2014 Medicare Advantage Disenrollment Period
Medicare Advantage Disenrollment
Normally, opportunities to disenroll from a Medicare Advantage plan are limited to two annual periods: the Oct. 15-Dec. 7 Medicare Open Enrollment Period (OEP) and the Jan. 1-Feb. 14 Medicare Advantage Disenrollment Period.
If you did not disenroll from your Medicare Advantage plan during last fall’s Medicare Open Enrollment and wish to do so now, you should take advantage of the current Medicare Advantage Disenrollment Period (MADP), which began Jan. 1 of this year and will continue until Feb. 14.
Whether you joined a new Medicare Advantage plan during the 2013 OEP or simply chose not to disenroll from a Medicare Advantage plan you were already enrolled in, you can disenroll from Medicare Advantage until Feb. 14, 2014.
You have three options to consider during the MAPD:
- Returning to Original Medicare
- Applying for a Medicare supplement
- Enrolling in a stand-alone Medicare Part D prescription drug plan
During the Jan.1-Feb. 14 Medicare Advantage Disenrollment Period, you may not:
- Switch from Original Medicare to a Medicare Advantage plan
- Switch from one Medicare Advantage plan to another Medicare Advantage plan
- Switch from one stand-alone Medicare Part D prescription drug plan to another stand-alone drug plan
It is important to keep in mind that the MADP is designed to allow you to disenroll from Medicare Advantage. It does not provide the option of enrolling in a new Medicare Advantage plan. As a result, if you decide to disenroll from your current Medicare Advantage plan, you must be prepared to return to Original Medicare. If you decide to leave Medicare Advantage in order to return to Original Medicare, it is highly advisable to look into Medicare supplement (Medigap) plans, which are designed to help fill the many gaps in Original Medicare coverage.

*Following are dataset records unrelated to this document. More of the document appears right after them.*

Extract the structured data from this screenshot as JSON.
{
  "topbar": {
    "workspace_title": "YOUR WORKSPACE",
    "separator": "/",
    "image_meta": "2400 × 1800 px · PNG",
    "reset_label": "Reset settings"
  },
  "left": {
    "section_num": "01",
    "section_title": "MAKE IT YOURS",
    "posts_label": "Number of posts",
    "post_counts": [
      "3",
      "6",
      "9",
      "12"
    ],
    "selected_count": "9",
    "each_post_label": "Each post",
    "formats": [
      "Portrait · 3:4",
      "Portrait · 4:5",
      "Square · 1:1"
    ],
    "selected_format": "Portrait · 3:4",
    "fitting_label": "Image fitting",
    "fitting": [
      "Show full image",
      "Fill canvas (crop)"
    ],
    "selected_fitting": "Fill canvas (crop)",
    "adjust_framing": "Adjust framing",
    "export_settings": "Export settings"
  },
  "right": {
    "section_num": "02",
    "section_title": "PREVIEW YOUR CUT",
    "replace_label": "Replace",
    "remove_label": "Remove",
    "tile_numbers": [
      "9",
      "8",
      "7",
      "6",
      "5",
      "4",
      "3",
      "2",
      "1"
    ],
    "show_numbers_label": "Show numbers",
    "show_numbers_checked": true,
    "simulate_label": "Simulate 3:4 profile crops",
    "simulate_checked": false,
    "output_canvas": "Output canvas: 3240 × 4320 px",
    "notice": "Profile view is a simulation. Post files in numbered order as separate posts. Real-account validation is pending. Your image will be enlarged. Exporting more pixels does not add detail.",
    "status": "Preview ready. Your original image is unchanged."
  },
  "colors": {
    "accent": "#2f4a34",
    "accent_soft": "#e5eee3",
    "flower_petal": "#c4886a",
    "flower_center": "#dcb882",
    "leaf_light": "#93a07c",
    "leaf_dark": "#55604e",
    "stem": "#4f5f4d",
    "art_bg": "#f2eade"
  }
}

It is important to look at Medigap options before disenrolling from your current plan. If you choose to leave your Medicare Advantage plan during the MAPD, you should apply for a Medicare supplement early enough to learn whether your application is accepted prior to Feb. 14. Getting a free Medicare supplement insurance quote is an excellent way to start.
Unless you are prepared to be insured only by Original Medicare, you should not drop your Medicare Advantage plan until you are certain you will be able to get a Medicare supplement policy to replace it. Also, keep in mind that, because Medigap plans do not include drug coverage, enrolling in an affordable prescription drug plan is an important moneysaving step to supplement your Medicare supplement coverage. If you leave any Medicare Advantage plan and return to Original Medicare during the MAPD, you have the important option of enrolling in a stand-alone Medicare Part D prescription drug plan..
Why consider switching from Medicare Advantage to a Medicare Supplement?
- Medicare supplement plans are budget-friendly, and known for being surprise-free. Your costs from month to month are easy to predict—and lower than you may think!
- Medicare supplements are noted for flexibility. They do not limit you to a network of healthcare providers.
- You are able to join a Medicare supplement plan at any time of the year. This means that if you choose to disenroll from a Medicare Advantage plan during the Jan. 1-Feb. 14 MADP and qualify for a particular Medicare supplement plan, you can be assured of Medigap coverage immediately upon returning to Original Medicare.
While switching from Medicare Advantage to Medigap is a good move for many people, this does not guarantee it is the best move for you.
Unless you have Medigap guaranteed issue rights, medical underwriting is likely to apply when you apply for a Medicare supplement plan. Private insurance companies may decide to exclude you from certain Medicare supplement plans if they think you pose too great a risk. Your State Health Insurance Assistance Program can tell you whether medical underwriting will apply if you want to join a particular Medicare supplement plan during this year’s MADP.
If preexisting conditions or other medical considerations prevent you from enrolling in the Medicare supplement plan of your choice, it may be advisable to keep your current Medicare Advantage plan. The same may be true if you are looking for the lowest possible premiums—or no premiums at all—and are comfortable with the choice of providers within your plan’s network.
Changes made during the Jan. 1-Feb. 14 Medicare Advantage Disenrollment Period normally take effect on the first day of the following month after change requests are received. For further information about the 2014 Disenrollment Period for Medicare Advantage, visit Medicare.gov.